Brazil's electoral authorities began counting votes on Sunday in the first round of the country's most polarized election in decades, with leftist Luiz Inacio Lula da Silva favored to beat right-wing incumbent Jair Bolsonaro.
With only 0.2% of electronic voting machines counted, Lula and Bolsonaro both had about 44% of votes, the national electoral authority said on its website.
There were reports of long lines at voting stations that closed at 5 p.m (2000 GMT) as many Brazilians turned out to vote in a tense election, punctuated by isolated violence and fears over a sharp uptick in gun ownership under Bolsonaro.

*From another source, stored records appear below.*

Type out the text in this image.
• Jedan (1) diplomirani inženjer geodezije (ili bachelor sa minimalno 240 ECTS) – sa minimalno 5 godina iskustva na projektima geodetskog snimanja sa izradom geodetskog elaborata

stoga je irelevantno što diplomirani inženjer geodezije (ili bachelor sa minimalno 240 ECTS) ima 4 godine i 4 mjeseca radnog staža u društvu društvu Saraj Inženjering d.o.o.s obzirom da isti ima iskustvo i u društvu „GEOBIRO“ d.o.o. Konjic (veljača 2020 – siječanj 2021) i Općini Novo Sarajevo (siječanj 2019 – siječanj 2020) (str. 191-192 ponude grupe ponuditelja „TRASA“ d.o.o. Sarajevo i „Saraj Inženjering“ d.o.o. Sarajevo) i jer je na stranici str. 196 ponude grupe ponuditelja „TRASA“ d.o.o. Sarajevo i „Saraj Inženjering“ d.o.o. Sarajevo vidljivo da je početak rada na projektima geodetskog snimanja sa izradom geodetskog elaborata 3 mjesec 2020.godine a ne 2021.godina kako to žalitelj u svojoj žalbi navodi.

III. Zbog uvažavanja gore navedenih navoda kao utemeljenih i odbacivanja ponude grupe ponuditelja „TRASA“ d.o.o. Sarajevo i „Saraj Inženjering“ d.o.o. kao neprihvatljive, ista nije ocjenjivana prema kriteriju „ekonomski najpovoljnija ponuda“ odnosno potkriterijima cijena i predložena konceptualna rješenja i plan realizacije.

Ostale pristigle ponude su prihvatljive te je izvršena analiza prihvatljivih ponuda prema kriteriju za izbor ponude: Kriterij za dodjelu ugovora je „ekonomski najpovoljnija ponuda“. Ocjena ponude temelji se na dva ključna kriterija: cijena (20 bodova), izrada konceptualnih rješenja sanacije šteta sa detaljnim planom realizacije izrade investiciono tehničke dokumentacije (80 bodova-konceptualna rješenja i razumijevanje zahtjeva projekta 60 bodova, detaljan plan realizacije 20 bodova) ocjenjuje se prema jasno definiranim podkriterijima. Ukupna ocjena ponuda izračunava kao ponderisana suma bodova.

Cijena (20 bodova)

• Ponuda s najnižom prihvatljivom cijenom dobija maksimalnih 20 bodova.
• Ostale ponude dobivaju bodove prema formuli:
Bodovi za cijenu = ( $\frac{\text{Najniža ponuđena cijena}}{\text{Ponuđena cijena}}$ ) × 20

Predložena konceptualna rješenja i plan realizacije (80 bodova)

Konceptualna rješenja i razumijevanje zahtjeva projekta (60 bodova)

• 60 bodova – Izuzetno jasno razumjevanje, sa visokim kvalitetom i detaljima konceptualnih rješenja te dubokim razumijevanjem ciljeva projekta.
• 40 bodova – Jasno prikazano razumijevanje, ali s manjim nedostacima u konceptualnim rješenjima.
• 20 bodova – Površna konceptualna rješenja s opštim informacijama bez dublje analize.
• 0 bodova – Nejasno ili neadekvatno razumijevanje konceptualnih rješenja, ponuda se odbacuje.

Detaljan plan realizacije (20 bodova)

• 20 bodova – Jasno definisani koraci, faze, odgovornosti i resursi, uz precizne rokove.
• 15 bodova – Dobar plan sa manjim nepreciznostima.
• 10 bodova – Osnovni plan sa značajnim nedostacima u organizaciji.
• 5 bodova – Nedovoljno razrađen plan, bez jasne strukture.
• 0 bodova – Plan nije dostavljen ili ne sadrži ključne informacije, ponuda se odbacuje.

Military police in Sao Paulo said a man entered a voting station and fired at two police officers who were receiving medical attention.
Most opinion polls have shown Lula with a 10-15 percentage point lead, but Bolsonaro has signaled he may refuse to accept defeat, stoking fears of institutional crisis. If Lula wins over 50% of valid votes, which several pollsters show within reach, he would clinch an outright victory, foregoing a run-off.
In Brasilia, Ricardo Almeida, 45, voted wearing the yellow-and-green colors of Brazil's flag. "I voted for (Bolsonaro) because of his Christian faith, his defense of family values and his conservative politics," he said.
Wearing a "Get Out Bozo" shirt, Rio de Janeiro resident Anna Luisa, 70, said she was voting for Lula for the first time.
"I have to take down Bolsonaro," she said, citing his "homophobia" and his stance over Brazil's 1964-85 military dictatorship, which Bolsonaro has long supported.
Although he ended his 2003-2010 government with record popularity, Lula is now loathed by many Brazilians after he was convicted of accepting bribes. The leftist, who was president from 2003 to 2010, was jailed during the last election. But his conviction was later overturned by the Supreme Court, allowing him to face his rival Bolsonaro this year.
Voting in Sao Bernardo do Campo, Lula acknowledged the dramatic turnaround in his fortunes after a prosecution that he calls politically motivated.
"It's an important day for me," he said. "Four years ago I couldn't vote because I was the victim of a lie ... I want to try to help my country to return to normal."
Bolsonaro voted in Rio, and said he expected to win the election in Sunday's first round, despite his poor showing in surveys. The former army captain does not trust the pollsters, saying their results do not correspond with the support at his campaign events.
If no candidate wins over half of the votes, excluding blank and spoiled ballots, the top two go to an Oct. 30 run-off.